# Backfire through carb & cold exhaust



## The Patchwork Tiger (Apr 8, 2009)

Hello group,

Just installed a new set of stamped rocker arms. Set also includes the fulcrum ball and retainer nut. Since there is no formal rocker arm "adjustment" for Pontiac, The retainer nuts are brought to the base of the stud then backed off a 1/4 turn. A few nuts were able to be loosened by finger at this, so they were tightened to base. Top end is oiling fair to good.

OBSERVATION
Engine starts fine but now idles rough.

Next, listening to the exhaust pressure which "sounds" off. I feel both sides of the pipes, driver side is hot, passenger side is cool. . . . . .? 

DRIVING
Backfiring quite a bit upon throttle.

Anyone have thoughts on this? All was running strong until now. Reason for new components was to quiet excessive top end chatter.

Thank you for your insight,
Alex


----------



## GTO JUDGE (May 14, 2005)

How's the timing and dwell? How are the idle mixture screws set in conjunction with the proper air gas mixture?
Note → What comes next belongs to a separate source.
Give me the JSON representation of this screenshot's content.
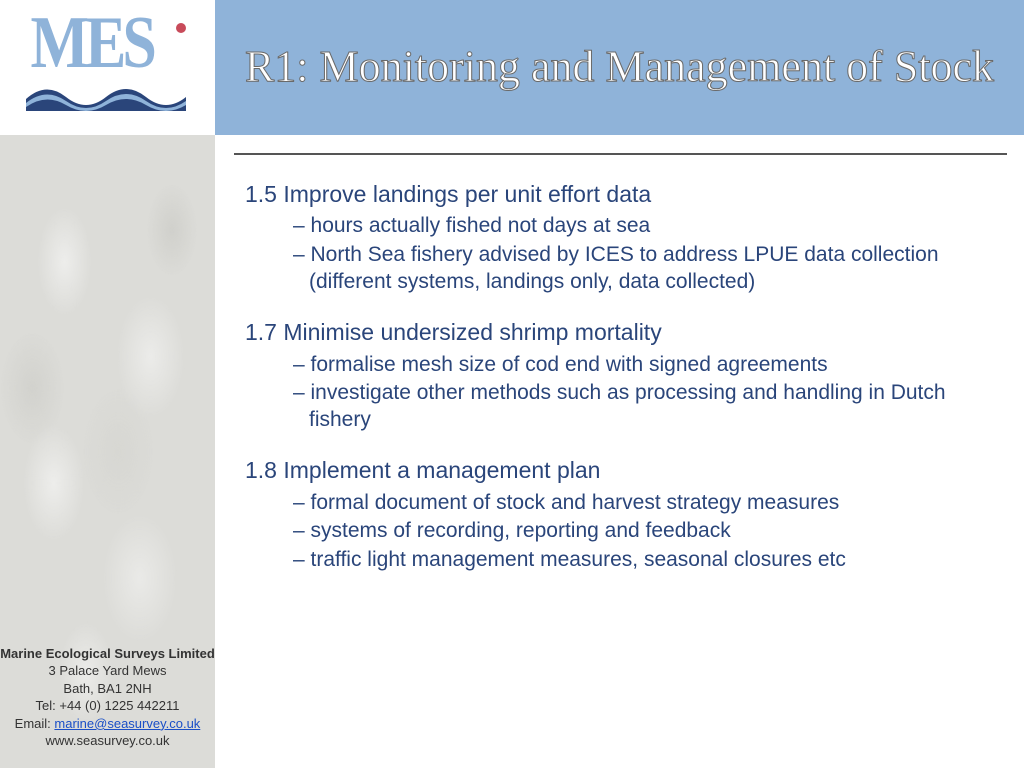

All this could have changed with work on motor. I know mine did and it all had to be reset and dialed in.


----------



## Mr. P-Body (Jan 20, 2011)

What rockers? Brand name, please.

"Stock" Pontiac rockers are torqued to 20 lb. ft. If the new rockes are made to stock specs, that should "work", assuming a stock (or at least stock base circle) camshaft. 

It sounds, based on your description, some of the intakes are too "tight". 

Still have stock exhaust system? If so, many have a "flapper valve" in the right-side (passenger) exhaust manifold that has a bi-metallic spring, holding it "closed" for warm up, forcing all the exhaust across the intake to the driver's side. This would explain the difference in "sides" and temps. If it's still "cold" after warm-up, there may be a restriction or collapsed pipe. I doubt the two issues are directly related.

Jim


----------